Dinny partió para Condaford en el último tren de la noche. Habían insistido para que bebiese vino durante la cena. Ahora estaba sentada, presa de una extraña exaltación soñolienta, sintiendo gratitud hacia cada cosa, hacia el movimiento y hacia la oscuridad iluminada que volaba ante las ventanillas. No lograba retener pequeñas sonrisas de alegría. ¡Hubert estaba libre! ¡Condaford salvada! ¡Sus padres otra vez tranquilos!
¡Jean feliz! ¡Alan desprendido de la amenaza de la deshonra!
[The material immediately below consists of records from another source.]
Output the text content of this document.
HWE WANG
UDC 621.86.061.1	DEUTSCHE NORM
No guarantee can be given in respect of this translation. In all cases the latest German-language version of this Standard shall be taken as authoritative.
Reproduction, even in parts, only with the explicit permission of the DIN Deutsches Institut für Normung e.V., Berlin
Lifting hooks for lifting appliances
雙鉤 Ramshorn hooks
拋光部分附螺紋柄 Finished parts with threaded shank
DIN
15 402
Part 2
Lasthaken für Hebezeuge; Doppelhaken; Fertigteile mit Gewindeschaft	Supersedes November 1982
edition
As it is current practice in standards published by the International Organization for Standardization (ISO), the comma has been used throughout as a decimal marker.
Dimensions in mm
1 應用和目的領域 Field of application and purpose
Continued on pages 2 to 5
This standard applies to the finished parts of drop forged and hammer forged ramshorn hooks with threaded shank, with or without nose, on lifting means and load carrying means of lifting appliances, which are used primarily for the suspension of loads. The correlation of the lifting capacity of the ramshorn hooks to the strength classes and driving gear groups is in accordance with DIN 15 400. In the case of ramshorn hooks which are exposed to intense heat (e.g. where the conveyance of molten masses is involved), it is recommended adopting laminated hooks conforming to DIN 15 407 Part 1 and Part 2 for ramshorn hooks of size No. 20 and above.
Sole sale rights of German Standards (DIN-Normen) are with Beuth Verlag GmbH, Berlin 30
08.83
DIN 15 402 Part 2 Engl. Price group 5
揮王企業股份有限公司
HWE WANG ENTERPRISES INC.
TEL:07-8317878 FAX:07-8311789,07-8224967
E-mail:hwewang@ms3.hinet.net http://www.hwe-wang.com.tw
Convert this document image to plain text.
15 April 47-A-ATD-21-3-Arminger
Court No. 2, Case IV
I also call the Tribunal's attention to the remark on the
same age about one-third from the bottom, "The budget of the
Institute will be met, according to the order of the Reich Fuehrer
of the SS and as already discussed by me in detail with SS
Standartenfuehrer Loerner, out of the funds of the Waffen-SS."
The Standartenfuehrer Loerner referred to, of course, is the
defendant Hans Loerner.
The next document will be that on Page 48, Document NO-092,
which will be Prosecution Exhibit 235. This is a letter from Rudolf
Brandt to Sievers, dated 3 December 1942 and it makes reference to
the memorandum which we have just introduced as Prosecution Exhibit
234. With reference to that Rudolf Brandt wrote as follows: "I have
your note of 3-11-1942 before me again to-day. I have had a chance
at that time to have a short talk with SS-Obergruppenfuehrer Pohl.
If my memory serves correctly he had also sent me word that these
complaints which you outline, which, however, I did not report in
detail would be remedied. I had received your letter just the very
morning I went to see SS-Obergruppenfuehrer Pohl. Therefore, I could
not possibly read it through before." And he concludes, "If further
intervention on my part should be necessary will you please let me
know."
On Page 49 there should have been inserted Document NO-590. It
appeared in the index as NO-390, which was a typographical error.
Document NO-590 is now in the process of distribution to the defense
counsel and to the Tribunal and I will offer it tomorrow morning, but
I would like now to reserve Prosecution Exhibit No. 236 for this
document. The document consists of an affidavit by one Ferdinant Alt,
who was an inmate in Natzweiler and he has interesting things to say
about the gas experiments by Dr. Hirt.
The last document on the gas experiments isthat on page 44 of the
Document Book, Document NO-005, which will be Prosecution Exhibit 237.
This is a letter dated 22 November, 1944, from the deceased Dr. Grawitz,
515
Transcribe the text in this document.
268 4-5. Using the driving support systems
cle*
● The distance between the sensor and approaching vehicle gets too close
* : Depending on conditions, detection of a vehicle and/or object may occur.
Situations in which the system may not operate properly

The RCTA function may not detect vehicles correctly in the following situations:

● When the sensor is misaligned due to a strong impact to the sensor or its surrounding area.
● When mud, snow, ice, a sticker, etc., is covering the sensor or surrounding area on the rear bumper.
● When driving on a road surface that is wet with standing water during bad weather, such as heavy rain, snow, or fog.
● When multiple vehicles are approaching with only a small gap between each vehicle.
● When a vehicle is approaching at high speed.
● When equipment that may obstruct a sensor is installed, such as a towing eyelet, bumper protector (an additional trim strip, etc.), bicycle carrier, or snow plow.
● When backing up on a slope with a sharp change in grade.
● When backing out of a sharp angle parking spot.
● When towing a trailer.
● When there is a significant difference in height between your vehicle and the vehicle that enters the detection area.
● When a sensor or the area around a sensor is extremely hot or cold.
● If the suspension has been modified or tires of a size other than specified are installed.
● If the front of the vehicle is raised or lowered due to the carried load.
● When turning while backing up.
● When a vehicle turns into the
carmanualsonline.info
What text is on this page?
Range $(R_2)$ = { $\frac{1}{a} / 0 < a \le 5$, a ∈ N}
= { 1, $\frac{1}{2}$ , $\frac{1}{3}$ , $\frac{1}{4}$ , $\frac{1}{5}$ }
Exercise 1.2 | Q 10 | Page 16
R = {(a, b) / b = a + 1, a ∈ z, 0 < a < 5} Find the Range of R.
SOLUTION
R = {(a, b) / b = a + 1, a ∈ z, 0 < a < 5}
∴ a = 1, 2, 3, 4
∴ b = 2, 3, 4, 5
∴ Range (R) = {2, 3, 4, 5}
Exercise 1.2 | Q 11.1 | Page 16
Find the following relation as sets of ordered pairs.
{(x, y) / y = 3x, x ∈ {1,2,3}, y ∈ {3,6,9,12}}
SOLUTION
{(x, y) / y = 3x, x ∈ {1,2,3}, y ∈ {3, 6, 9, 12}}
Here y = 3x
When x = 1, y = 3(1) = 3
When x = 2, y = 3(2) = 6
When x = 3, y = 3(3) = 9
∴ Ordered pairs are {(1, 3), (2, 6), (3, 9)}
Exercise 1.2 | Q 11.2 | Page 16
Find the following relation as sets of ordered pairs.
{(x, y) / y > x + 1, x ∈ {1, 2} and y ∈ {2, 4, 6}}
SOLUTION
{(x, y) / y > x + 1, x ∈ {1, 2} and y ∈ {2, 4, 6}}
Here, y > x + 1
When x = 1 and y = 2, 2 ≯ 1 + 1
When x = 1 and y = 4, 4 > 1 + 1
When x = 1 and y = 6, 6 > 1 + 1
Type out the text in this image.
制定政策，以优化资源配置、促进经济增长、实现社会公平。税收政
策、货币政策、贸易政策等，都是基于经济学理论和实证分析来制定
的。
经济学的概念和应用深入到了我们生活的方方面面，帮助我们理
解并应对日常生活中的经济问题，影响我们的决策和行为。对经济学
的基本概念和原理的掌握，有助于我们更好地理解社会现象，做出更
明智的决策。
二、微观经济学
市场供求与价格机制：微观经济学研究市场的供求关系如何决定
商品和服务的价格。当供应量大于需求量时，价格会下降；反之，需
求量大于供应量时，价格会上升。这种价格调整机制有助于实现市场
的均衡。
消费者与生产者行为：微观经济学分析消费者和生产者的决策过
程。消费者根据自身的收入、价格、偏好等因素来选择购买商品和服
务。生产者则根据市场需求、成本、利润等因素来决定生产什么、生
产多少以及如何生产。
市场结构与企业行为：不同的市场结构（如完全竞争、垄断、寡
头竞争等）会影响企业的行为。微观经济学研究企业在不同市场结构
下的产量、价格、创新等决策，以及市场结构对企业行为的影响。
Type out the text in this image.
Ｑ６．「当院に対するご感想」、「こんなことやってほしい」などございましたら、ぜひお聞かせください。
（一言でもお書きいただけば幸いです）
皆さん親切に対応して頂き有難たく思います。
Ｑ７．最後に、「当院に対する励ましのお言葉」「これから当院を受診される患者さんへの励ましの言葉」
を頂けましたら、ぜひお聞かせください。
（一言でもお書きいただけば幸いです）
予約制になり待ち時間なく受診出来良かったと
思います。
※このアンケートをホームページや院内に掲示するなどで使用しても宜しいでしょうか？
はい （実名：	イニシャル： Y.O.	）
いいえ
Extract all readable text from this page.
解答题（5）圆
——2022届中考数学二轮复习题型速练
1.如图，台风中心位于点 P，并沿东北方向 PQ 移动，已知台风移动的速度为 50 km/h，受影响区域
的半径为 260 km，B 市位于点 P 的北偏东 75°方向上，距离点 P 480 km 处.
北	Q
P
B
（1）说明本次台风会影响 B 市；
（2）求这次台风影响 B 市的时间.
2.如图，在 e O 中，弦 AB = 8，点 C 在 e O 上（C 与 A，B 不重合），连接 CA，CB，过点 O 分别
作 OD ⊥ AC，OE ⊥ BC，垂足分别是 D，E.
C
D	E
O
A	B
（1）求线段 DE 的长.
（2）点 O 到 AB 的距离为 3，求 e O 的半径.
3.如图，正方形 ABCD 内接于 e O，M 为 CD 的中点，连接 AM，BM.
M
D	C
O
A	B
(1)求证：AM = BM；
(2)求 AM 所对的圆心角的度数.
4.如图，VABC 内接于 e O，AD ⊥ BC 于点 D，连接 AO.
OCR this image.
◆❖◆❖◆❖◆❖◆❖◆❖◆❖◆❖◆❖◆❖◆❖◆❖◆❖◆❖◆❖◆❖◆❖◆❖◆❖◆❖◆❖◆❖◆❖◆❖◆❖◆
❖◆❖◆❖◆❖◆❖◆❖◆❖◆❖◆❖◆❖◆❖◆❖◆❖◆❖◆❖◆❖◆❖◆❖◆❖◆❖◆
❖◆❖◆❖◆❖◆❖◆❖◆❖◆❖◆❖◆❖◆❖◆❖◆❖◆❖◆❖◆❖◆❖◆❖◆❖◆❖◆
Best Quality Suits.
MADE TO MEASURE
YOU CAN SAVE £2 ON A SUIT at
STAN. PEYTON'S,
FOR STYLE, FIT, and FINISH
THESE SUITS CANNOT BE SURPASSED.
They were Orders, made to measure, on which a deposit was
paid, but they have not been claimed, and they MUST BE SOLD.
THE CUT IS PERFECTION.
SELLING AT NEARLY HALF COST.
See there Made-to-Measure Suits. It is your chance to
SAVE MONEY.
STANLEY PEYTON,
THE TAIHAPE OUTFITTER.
Sus compañeros de viaje, puesto que viajaba en tercera, la miraban con la sincera y furtiva extrañeza que tantas sonrisas despertaban en las mentes de personar- obligadas a pagar impuestos. ¿Estaba borracha, idiotizada o sencillamente enamorada? A lo mejor, las tres cosas. A su vez los miraba con benévola compasión; evidentemente, ellos no estaban ebrios de felicidad. La hora y media pareció breve y Dinny se apeó en la estación débilmente iluminada. Se hallaba menos soñolienta, pero afín tan exaltada como cuando había montado en el tren. En el telegrama había olvidado anunciar su regreso, de manera que tuvo que dejar allí su equipaje y encaminarse a pie.